Все дальше и дальше развертывается комедия.
Федотов вслушивается в каждое слово; он видел не только то, что происходит на сцене, — он видел то, о чем говорил городничий: весь город, прижатый цепкой рукой Антона Антоныча, город, где распоряжается Держиморда и стоит на самом видном месте квартальный Пуговицын, за то, что он высокого роста и вид его, таким образом, вносит в общий ландшафт какое-то благоустройство.
Он видит город — не то это окраина Москвы, не то окраина Петербурга. По городу тяжело ступает старик — его отец идет из присутствия. Он-то старается быть честным, но все равно служит Антону Антонычу.
В городе весна, и вот сейчас, под праздник, на квартиру Антона Антоныча купцы тащат сахарные головы, и вино, и осетров, и окорока, и материал штуками.

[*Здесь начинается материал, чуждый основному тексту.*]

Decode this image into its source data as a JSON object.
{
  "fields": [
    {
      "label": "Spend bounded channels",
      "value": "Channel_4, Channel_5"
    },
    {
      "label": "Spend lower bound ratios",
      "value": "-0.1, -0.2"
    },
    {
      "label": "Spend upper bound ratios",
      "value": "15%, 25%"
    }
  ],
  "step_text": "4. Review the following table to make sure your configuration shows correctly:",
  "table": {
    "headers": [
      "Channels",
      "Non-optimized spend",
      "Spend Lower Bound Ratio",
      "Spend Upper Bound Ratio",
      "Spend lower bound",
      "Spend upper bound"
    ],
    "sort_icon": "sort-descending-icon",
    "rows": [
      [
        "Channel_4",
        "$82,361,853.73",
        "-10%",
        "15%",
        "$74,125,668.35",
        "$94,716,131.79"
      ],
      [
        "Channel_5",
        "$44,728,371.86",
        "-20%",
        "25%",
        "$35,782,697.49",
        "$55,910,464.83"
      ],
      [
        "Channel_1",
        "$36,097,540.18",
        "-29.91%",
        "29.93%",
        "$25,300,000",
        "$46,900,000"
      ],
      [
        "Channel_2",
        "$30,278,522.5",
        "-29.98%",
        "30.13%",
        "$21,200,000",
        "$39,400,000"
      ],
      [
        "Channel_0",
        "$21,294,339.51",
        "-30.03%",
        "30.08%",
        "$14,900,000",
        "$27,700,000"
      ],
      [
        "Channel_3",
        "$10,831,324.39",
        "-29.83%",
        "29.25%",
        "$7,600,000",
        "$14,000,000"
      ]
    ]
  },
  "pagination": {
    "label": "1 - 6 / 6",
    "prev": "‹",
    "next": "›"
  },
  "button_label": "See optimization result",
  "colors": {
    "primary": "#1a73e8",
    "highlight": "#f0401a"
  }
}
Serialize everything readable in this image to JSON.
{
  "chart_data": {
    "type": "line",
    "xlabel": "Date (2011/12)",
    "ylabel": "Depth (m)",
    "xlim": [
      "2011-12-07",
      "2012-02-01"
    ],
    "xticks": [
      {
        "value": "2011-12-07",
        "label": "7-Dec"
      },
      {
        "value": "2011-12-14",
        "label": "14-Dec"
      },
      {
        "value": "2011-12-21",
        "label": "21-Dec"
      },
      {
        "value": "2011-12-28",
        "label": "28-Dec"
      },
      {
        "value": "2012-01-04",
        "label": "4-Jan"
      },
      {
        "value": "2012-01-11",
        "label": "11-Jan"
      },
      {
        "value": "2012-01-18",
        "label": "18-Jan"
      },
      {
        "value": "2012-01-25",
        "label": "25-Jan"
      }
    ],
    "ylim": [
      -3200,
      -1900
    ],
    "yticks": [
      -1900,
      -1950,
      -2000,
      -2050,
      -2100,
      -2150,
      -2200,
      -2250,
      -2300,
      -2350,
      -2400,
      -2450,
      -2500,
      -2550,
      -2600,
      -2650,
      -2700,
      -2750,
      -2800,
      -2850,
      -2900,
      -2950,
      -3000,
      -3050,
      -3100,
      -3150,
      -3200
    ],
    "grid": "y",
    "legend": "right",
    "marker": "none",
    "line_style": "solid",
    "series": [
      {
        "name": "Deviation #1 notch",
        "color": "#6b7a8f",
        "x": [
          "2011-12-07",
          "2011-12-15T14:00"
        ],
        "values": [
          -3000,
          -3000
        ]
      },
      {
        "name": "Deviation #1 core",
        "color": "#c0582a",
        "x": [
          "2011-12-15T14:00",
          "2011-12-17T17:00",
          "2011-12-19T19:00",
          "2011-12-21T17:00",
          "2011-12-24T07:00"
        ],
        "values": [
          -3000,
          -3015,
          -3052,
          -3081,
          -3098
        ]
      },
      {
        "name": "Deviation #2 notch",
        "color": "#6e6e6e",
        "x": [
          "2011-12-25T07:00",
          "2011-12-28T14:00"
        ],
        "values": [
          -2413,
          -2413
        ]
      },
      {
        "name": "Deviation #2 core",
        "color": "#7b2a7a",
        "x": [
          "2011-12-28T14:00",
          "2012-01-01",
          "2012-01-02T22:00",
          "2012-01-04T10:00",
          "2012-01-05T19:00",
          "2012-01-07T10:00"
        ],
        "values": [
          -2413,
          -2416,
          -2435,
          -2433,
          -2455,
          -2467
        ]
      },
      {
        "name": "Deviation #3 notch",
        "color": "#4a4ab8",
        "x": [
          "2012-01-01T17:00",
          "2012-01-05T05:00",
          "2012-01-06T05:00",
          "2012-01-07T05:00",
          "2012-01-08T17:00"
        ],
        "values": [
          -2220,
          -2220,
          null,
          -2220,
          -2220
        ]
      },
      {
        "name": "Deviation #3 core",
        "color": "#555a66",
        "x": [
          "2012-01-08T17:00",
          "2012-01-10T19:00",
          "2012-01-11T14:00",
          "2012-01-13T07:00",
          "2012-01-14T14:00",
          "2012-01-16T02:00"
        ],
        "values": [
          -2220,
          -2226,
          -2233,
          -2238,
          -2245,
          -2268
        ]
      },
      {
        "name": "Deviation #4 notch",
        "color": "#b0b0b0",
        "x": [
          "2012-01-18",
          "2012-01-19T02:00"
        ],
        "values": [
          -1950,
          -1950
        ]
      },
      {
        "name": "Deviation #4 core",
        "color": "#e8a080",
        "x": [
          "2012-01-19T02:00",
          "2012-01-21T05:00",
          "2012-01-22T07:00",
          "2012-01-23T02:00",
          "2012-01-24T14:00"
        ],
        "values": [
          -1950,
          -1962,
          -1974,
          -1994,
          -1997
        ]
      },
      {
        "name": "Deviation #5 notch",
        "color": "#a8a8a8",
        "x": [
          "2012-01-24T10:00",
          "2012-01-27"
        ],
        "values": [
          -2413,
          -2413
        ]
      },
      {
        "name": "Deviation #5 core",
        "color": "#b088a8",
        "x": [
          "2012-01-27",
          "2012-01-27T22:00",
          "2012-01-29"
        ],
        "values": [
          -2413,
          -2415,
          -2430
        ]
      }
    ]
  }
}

Город прижат, и только один Хлестаков, тоненький и худенький, живет в нем легко, живет на чужой счет вместе со своим Осипом. Все же дворянин!.. Его побить нельзя; в тюрьму если взять, то повести надо по-благородному. И у этого самого Хлестакова, если дать ему волю, появится взгляд оловянный, как у самого большого начальства, будут перед ним дрожать люди, и он сам уже уверен, что перед его взглядом не может устоять ни одна женщина.
В зале смеялись довольно снисходительно. Партер и верхние ярусы смеялись в разное время.
Но вот начался четвертый акт.
Хлестаков уже устал от государственной работы, а жалобы нарастают; с жалобой пришла уже чернь — народ.
— Хорошо, хорошо! Ступайте, ступайте! Я распоряжусь…
Но в окно всовывались руки с просьбами.
— Да кто там еще? Не хочу, не хочу! Не нужно, не нужно!..
Хлестаков отошел от окна.
— Надоели, черт возьми! Не впускай, Осип!
Осип, конечно, распорядился и прогнал просителей.